2
[L]a sonnerie violente chassa Lucie Henebelle de son sommeil. Elle se redressa sur son fauteuil, en sursaut, et saisit son téléphone portable.
— Allô…
Voix enfarinée. Lucie jeta un œil à l’horloge de la chambre. 4 h 28 du matin. En face, sa fille Juliette, perfusée à l’avant-bras droit d’un soluté de glucose, dormait profondément.
De l’autre côté de la ligne, la voix tremblait :
— Allô ? Qui est-ce ?
Lucie repoussa sa longue chevelure blonde vers l’arrière, les nerfs à fleur de peau. Elle venait à peine de s’endormir. Ce n’était certainement pas le moment pour une plaisanterie.
— C’est plutôt à vous de me dire qui vous êtes. Vous avez vu l’heure ?
— Ludovic, je suis Ludovic Sénéchal… C’est… C’est Lucie ?
Lucie Henebelle sortit sans bruit de la pièce et se retrouva dans un couloir éclairé de néons. Elle bâilla et tira sur le bas de son chemisier, histoire de ressembler à quelque chose. Des pleurs lointains de nourrissons glissaient le long des murs. En pédiatrie, le silence n’était qu’une chimère.
Lucie mit quelques secondes à situer son interlocuteur. Ludovic Sénéchal. Une aventure Meetic qui, suite à plusieurs semaines de MSN intensif, avait cessé sept mois après leur rencontre dans un café de Lille, pour « incompatibilité de caractère ».
— Ludovic ? Que se passe-t-il ?
Dans l’écouteur, Lucie entendit un fracas, comme un verre chutant sur le sol.
— Il faut qu’on vienne me chercher. Il faut que…
Il n’arrivait plus à articuler, apparemment en proie à la panique. Lucie l’exhorta à se calmer, à parler doucement.
— Je ne sais pas ce qu’il s’est passé. J’étais dans mon ciné pocket. Écoute Lucie, je n’y vois plus rien. J’ai allumé toutes les lumières, ça ne change rien. Je crois que… que je suis aveugle. J’ai composé un numéro au hasard et…
C’était bien lui, ça, regarder des films à 4 heures du matin. Une main sur les reins, Lucie allait, venait, le long d’une large fenêtre qui donnait sur les différents hôpitaux du CHR de Lille. Ce fichu fauteuil lui avait collé une barre dans le dos. À trente-sept ans, le corps encaisse beaucoup moins.
— Je vais te faire envoyer une ambulance.
Ludovic s’était peut-être cogné la tête quelque part. Une plaie au scalp ou un traumatisme crânien pouvaient provoquer ce genre de symptômes et être fatals.
— Vérifie bien que tu ne saignes pas en tâtonnant et goûtant tes doigts. Crâne, nez, tempes. Si c’est le cas, couvre avec des glaçons, serre avec des serviettes. Les secours vont te conduire à l’hôpital juste à côté, je viendrai te rejoindre. Surtout, ne t’allonge pas. Toujours la même adresse ?
— Oui. Dépêche-toi. S’il te plaît…
Elle raccrocha et fonça vers l’accueil des urgences, d’où elle fit partir une ambulance.

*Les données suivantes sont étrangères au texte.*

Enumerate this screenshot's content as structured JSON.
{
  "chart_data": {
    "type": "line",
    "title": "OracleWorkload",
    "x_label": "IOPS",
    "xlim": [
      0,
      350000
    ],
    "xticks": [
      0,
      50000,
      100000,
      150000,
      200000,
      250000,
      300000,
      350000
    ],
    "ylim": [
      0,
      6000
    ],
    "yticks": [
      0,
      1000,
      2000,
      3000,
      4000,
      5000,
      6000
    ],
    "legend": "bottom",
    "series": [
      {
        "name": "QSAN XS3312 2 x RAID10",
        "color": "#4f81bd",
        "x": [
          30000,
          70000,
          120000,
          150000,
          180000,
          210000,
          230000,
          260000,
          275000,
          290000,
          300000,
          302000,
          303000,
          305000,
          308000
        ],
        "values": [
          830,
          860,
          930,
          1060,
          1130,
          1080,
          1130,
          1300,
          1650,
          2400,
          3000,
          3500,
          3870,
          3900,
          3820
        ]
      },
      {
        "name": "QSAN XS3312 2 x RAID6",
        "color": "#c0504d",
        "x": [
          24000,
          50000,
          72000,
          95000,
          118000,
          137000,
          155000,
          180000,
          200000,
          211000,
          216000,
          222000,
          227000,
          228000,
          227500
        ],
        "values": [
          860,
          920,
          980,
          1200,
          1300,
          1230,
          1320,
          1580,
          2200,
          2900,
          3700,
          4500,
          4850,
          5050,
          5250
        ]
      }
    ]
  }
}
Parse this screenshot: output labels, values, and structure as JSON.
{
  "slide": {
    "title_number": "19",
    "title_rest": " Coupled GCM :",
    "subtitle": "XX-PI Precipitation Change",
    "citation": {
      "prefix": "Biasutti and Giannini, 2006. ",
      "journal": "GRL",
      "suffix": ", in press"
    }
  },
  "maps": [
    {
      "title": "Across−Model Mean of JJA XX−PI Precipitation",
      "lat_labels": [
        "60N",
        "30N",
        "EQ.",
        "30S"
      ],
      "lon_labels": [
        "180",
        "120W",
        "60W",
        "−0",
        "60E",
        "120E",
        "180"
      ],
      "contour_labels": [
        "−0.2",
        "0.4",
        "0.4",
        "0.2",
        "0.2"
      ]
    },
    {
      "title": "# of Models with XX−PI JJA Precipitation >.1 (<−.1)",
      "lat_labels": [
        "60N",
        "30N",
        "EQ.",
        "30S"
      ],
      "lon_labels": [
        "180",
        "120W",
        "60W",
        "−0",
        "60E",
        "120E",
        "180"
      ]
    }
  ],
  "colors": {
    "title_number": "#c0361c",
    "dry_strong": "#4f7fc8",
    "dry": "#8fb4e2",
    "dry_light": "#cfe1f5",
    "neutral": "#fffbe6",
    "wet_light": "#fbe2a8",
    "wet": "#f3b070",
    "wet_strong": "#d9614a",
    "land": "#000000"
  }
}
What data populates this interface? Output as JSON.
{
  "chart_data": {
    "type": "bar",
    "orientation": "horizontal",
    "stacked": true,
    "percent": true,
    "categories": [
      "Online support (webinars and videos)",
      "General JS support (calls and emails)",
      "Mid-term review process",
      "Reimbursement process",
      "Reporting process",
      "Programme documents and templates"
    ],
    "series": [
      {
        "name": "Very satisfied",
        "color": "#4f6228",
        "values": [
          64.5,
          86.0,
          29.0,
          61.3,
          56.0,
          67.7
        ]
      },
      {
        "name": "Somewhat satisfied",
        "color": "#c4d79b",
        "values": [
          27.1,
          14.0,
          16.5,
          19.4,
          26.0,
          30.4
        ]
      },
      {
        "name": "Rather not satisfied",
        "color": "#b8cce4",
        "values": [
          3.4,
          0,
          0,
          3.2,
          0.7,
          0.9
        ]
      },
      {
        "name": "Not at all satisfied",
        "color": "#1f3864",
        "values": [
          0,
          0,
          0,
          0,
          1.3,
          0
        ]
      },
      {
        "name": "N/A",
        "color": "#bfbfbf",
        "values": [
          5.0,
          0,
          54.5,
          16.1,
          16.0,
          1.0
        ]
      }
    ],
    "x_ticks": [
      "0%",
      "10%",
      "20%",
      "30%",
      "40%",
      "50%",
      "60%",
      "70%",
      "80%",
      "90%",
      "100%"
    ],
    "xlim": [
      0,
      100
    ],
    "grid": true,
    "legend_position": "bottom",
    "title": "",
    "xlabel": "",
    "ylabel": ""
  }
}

Décidément, ses congés de juillet démarraient sur les chapeaux de roues. Sa fille de huit ans venait d’être admise pour une gastro-entérite virale. La guigne, en plein été, ça n’arrivait presque jamais… Une tornade, cette maladie, qui avait déshydraté la gamine en vingt heures à peine. Juliette était incapable d’avaler ne serait-ce qu’un verre d’eau. Les médecins prévoyaient une hospitalisation de plusieurs jours, avec repos et alimentation soignée derrière. De fait, la pauvre n’avait pu partir pour sa première colonie de vacances avec sa sœur, Clara. Lourde séparation pour les jumelles.
Lucie s’appuya sur la fenêtre. En voyant le gyrophare d’une ambulance qui démarrait au quart de tour, elle se dit qu’au commissariat central ou ailleurs, en congés ou au travail, la vie lui réservait toujours son lot d’emmerdes.